Legal experts question the timeline: Fox News' texts and Mark Meadows refusal to further cooperate with the riot committee
Screen cap

The 50-plus page report published by the House Select Committee on Jan. 6 detailed many of the communications sent to former White House chief of staff Mark Meadows, the committee named names as they held him in contempt on Monday evening.

Reading off some of the documents and the facts uncovered in the 9,000 pages that Meadows provided to the committee, the members of Congress cited everyone from Fox News hosts to Donald Trump Jr., who begged the president to stop the attacks.

It drove many legal experts to question the actions of the former Republican Congressman.
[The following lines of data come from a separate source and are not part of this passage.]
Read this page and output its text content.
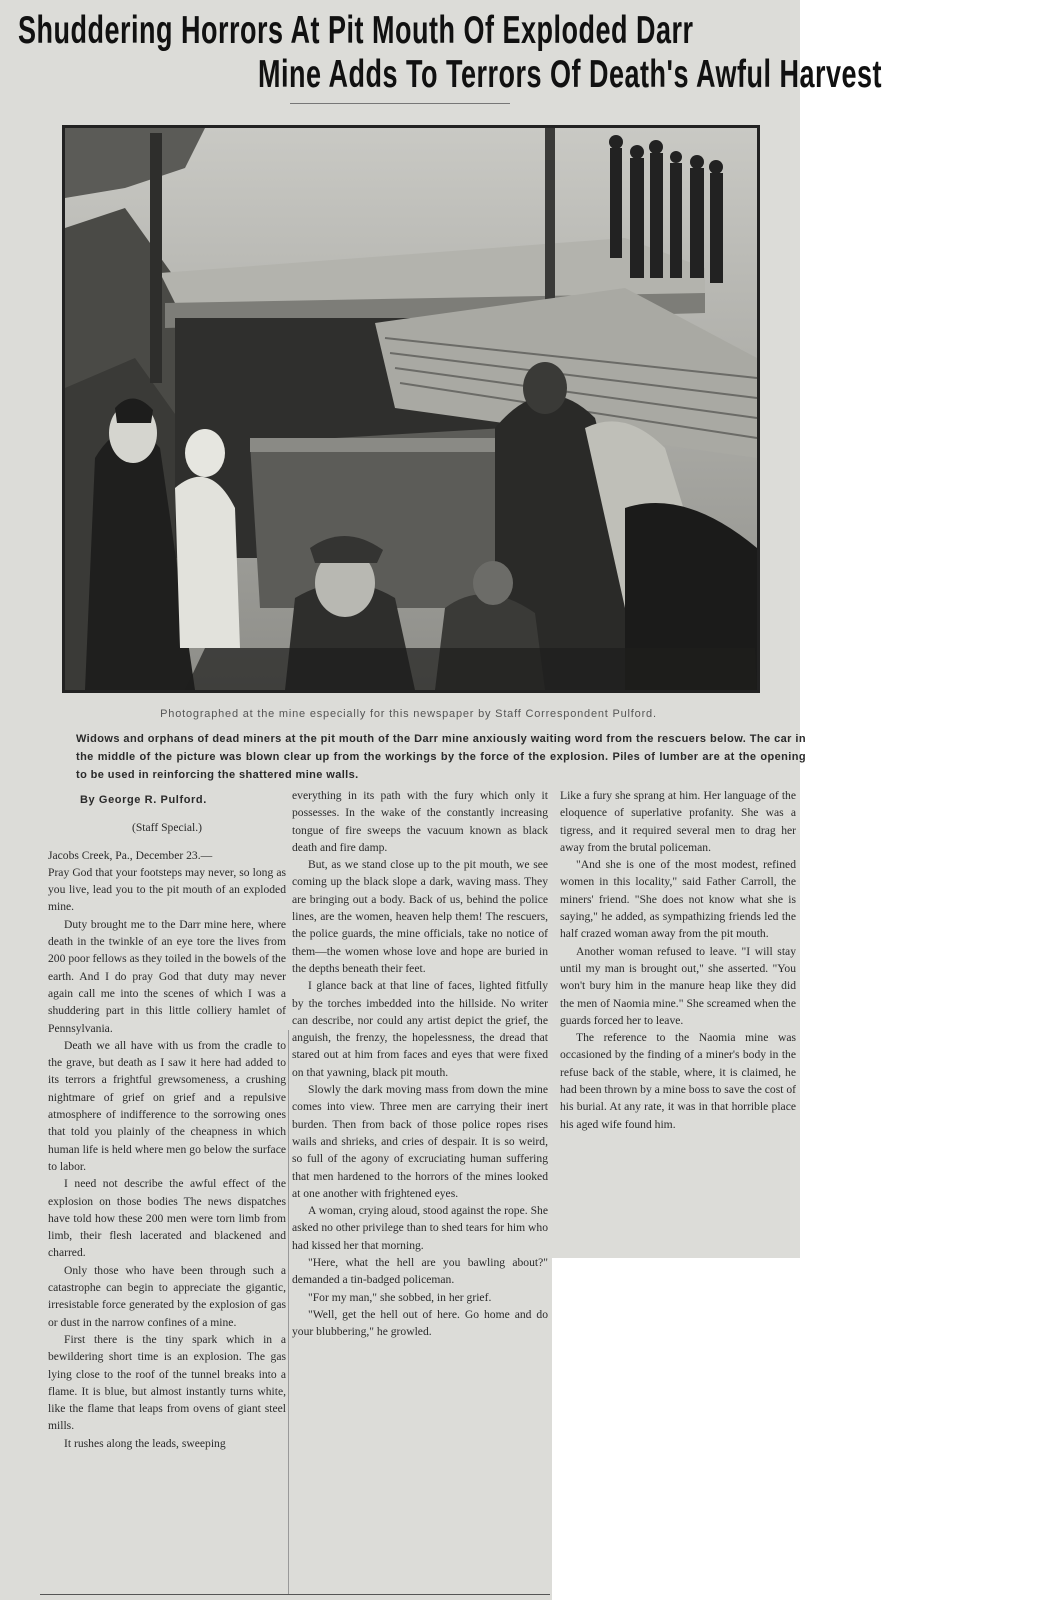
Shuddering Horrors At Pit Mouth Of Exploded Darr
Mine Adds To Terrors Of Death's Awful Harvest
Photographed at the mine especially for this newspaper by Staff Correspondent Pulford.
Widows and orphans of dead miners at the pit mouth of the Darr mine anxiously waiting word from the rescuers below. The car in the middle of the picture was blown clear up from the workings by the force of the explosion. Piles of lumber are at the opening to be used in reinforcing the shattered mine walls.

By George R. Pulford.

(Staff Special.)

Jacobs Creek, Pa., December 23.—

Pray God that your footsteps may never, so long as you live, lead you to the pit mouth of an exploded mine.

Duty brought me to the Darr mine here, where death in the twinkle of an eye tore the lives from 200 poor fellows as they toiled in the bowels of the earth. And I do pray God that duty may never again call me into the scenes of which I was a shuddering part in this little colliery hamlet of Pennsylvania.

Death we all have with us from the cradle to the grave, but death as I saw it here had added to its terrors a frightful grewsomeness, a crushing nightmare of grief on grief and a repulsive atmosphere of indifference to the sorrowing ones that told you plainly of the cheapness in which human life is held where men go below the surface to labor.

I need not describe the awful effect of the explosion on those bodies The news dispatches have told how these 200 men were torn limb from limb, their flesh lacerated and blackened and charred.

Only those who have been through such a catastrophe can begin to appreciate the gigantic, irresistable force generated by the explosion of gas or dust in the narrow confines of a mine.

First there is the tiny spark which in a bewildering short time is an explosion. The gas lying close to the roof of the tunnel breaks into a flame. It is blue, but almost instantly turns white, like the flame that leaps from ovens of giant steel mills.

It rushes along the leads, sweeping

everything in its path with the fury which only it possesses. In the wake of the constantly increasing tongue of fire sweeps the vacuum known as black death and fire damp.

But, as we stand close up to the pit mouth, we see coming up the black slope a dark, waving mass. They are bringing out a body. Back of us, behind the police lines, are the women, heaven help them! The rescuers, the police guards, the mine officials, take no notice of them—the women whose love and hope are buried in the depths beneath their feet.

I glance back at that line of faces, lighted fitfully by the torches imbedded into the hillside. No writer can describe, nor could any artist depict the grief, the anguish, the frenzy, the hopelessness, the dread that stared out at him from faces and eyes that were fixed on that yawning, black pit mouth.

Slowly the dark moving mass from down the mine comes into view. Three men are carrying their inert burden. Then from back of those police ropes rises wails and shrieks, and cries of despair. It is so weird, so full of the agony of excruciating human suffering that men hardened to the horrors of the mines looked at one another with frightened eyes.

A woman, crying aloud, stood against the rope. She asked no other privilege than to shed tears for him who had kissed her that morning.

"Here, what the hell are you bawling about?" demanded a tin-badged policeman.

"For my man," she sobbed, in her grief.

"Well, get the hell out of here. Go home and do your blubbering," he growled.

Like a fury she sprang at him. Her language of the eloquence of superlative profanity. She was a tigress, and it required several men to drag her away from the brutal policeman.

"And she is one of the most modest, refined women in this locality," said Father Carroll, the miners' friend. "She does not know what she is saying," he added, as sympathizing friends led the half crazed woman away from the pit mouth.

Another woman refused to leave. "I will stay until my man is brought out," she asserted. "You won't bury him in the manure heap like they did the men of Naomia mine." She screamed when the guards forced her to leave.

The reference to the Naomia mine was occasioned by the finding of a miner's body in the refuse back of the stable, where, it is claimed, he had been thrown by a mine boss to save the cost of his burial. At any rate, it was in that horrible place his aged wife found him.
For example: why would Meadows stop cooperating once the committee subpoenaed the metadata from his carrier? The text messages were already turned over to the committee, but as impeachment lawyer Daniel Goldman and analyst Harry Litman pointed out, the data is what spooked Meadows. They wondered why and what he could be hiding.

Others noted that so much of the information gleaned from the Jan. 6 probe wasn't available when Trump was impeached for a second time. One optimistic analyst wondered if it would have made any difference to the GOP senators if those had been read into the record.

Political analyst Bill Kristol noted that Meadows' exchange with Donald Trump Jr. was among the most telling text messages because it confirmed that President "Trump knew what was happening, and he refused to act. He was pro-insurrection."